Approach this discussion by answering the following questions. When you have the information, compare your answers to how you think the public perceives the contagious disease.
- What are the symptoms, and what causes them?
- How has it been studied?
- What are the defenses that enable it to survive and spread?
- How can immunity be established? )
Prompt 1: For this exercise, I have elected to speak of mumps. Before the United States started the mump vaccine program in 1967, about 186,000 cases were reported each year. It can be fatal; however, its occurrence is exceptionally rare. It has been known to cause testicular inflammation, swollen ovaries, viral meningitis, pancreatitis, permanent deafness in children, and occasionally, encephalitis.
It is a highly contagious viral infection that can be transmitted by droplets or contact, much like the cold and flu. Its average incubation period is 17 days. While swelling of the parotid (salivary) glands which produces the cheeks to puff out, along with pain, tenderness, and difficulty swallowing are its most common symptoms, some of its more generalized symptoms include headache, joint pain, dry mouth, and a temperature of or above 38 degrees Celsius.
The first written description of the mumps dates as far back, as the 5th century B.C. when Hippocrates described an outbreak on the Greek island of Thasos. While various studies had been carried out through the 19th and 20th centuries the viral etiology of mumps was finally discovered by Claud D. Johnson and Ernest W. Goodpasture in 1934 when they concluded that Rhesus monkeys infected with a virus found in specimens of saliva from patients exhibiting the initial stages of mumps, went on to contract the disease themselves.
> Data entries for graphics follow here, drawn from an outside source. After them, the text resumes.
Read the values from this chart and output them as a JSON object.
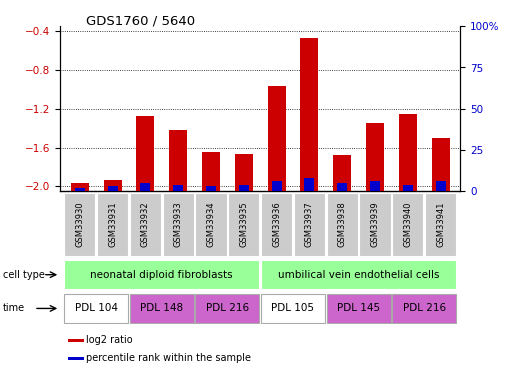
{
  "title": "GDS1760 / 5640",
  "samples": [
    "GSM33930",
    "GSM33931",
    "GSM33932",
    "GSM33933",
    "GSM33934",
    "GSM33935",
    "GSM33936",
    "GSM33937",
    "GSM33938",
    "GSM33939",
    "GSM33940",
    "GSM33941"
  ],
  "log2_ratio": [
    -1.97,
    -1.93,
    -1.27,
    -1.42,
    -1.65,
    -1.67,
    -0.97,
    -0.47,
    -1.68,
    -1.35,
    -1.25,
    -1.5
  ],
  "percentile_rank": [
    2,
    3,
    5,
    4,
    3,
    4,
    6,
    8,
    5,
    6,
    4,
    6
  ],
  "bar_color_red": "#cc0000",
  "bar_color_blue": "#0000cc",
  "ylim_left": [
    -2.05,
    -0.35
  ],
  "ylim_right": [
    0,
    100
  ],
  "yticks_left": [
    -2.0,
    -1.6,
    -1.2,
    -0.8,
    -0.4
  ],
  "yticks_right": [
    0,
    25,
    50,
    75,
    100
  ],
  "ytick_labels_right": [
    "0",
    "25",
    "50",
    "75",
    "100%"
  ],
  "cell_type_groups": [
    {
      "label": "neonatal diploid fibroblasts",
      "start": 0,
      "end": 5,
      "color": "#99ff99"
    },
    {
      "label": "umbilical vein endothelial cells",
      "start": 6,
      "end": 11,
      "color": "#99ff99"
    }
  ],
  "time_groups": [
    {
      "label": "PDL 104",
      "start": 0,
      "end": 1,
      "color": "#ffffff"
    },
    {
      "label": "PDL 148",
      "start": 2,
      "end": 3,
      "color": "#cc66cc"
    },
    {
      "label": "PDL 216",
      "start": 4,
      "end": 5,
      "color": "#cc66cc"
    },
    {
      "label": "PDL 105",
      "start": 6,
      "end": 7,
      "color": "#ffffff"
    },
    {
      "label": "PDL 145",
      "start": 8,
      "end": 9,
      "color": "#cc66cc"
    },
    {
      "label": "PDL 216",
      "start": 10,
      "end": 11,
      "color": "#cc66cc"
    }
  ],
  "legend_items": [
    {
      "label": "log2 ratio",
      "color": "#cc0000"
    },
    {
      "label": "percentile rank within the sample",
      "color": "#0000cc"
    }
  ],
  "left_tick_color": "#cc0000",
  "right_tick_color": "#0000cc",
  "sample_box_color": "#cccccc",
  "grid_color": "#555555"
}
In 1945 the virus was first isolated, allowing for an inactivated vaccine to be developed in 1948. Unfortunately, this vaccine had short-term effectiveness, it was not until 1967 when the FDA licensed Mumpsvax, a vaccine developed by Maurice Hilleman.
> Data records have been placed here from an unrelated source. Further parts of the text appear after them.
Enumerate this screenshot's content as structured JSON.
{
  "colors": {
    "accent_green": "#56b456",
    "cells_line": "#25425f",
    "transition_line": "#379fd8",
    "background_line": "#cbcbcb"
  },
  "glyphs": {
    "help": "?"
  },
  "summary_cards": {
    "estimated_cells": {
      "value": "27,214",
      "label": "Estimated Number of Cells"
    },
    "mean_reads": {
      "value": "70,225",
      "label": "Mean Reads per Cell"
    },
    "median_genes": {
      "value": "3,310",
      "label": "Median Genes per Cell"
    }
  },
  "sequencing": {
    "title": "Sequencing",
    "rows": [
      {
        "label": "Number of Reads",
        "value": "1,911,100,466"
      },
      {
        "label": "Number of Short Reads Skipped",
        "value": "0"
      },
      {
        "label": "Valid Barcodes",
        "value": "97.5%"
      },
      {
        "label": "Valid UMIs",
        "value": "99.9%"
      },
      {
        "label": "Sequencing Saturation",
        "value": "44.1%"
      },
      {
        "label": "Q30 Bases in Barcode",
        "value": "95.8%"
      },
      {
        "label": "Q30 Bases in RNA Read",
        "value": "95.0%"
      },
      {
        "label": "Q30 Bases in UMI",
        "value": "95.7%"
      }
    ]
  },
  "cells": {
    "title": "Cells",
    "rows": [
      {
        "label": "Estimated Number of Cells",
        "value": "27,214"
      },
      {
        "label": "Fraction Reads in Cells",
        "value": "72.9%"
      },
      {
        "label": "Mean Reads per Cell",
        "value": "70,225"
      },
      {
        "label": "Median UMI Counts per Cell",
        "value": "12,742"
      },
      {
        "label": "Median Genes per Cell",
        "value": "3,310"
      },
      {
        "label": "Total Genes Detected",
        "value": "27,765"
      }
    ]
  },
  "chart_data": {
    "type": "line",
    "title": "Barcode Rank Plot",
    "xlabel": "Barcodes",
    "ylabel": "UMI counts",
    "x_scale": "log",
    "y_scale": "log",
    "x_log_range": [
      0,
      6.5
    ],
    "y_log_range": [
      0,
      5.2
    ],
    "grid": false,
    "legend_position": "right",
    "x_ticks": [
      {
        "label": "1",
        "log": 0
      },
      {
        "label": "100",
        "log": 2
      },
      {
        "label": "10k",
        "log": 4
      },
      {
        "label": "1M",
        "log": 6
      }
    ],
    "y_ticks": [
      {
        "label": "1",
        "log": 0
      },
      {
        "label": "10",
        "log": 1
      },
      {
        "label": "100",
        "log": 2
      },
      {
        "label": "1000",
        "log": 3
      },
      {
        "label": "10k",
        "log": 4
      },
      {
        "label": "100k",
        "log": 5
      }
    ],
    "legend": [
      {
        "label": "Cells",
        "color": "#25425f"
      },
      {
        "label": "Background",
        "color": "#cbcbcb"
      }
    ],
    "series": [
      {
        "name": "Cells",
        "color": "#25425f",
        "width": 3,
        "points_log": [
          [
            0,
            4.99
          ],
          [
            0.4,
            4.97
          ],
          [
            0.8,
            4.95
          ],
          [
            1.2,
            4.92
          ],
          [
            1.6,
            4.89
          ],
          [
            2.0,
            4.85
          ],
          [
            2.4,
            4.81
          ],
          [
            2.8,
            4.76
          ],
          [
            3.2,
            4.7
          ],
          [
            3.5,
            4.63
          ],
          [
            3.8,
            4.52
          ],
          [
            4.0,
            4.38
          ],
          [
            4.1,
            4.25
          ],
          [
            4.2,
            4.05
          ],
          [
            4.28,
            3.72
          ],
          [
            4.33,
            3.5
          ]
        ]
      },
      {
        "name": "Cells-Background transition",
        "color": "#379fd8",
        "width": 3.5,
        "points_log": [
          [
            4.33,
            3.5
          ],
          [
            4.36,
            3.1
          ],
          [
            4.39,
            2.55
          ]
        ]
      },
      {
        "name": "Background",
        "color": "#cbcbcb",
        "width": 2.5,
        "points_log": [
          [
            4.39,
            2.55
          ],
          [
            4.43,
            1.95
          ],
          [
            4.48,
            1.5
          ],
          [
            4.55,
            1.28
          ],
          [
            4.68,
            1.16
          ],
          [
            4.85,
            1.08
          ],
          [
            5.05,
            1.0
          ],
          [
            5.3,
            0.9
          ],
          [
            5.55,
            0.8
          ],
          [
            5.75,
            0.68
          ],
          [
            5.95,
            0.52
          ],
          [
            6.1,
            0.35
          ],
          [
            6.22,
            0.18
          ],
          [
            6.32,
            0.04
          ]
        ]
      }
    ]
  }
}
Thus far, true immunity has not been established. Interestingly, many believe that by receiving the vaccine they are immune to the virus, when, having received the mumps vaccine is no guarantee that you will not contract the mumps. Perhaps, there is not enough literature explaining the disease and the vaccine. Then again, it may be due to our own disinterest which enables it to survive and spread.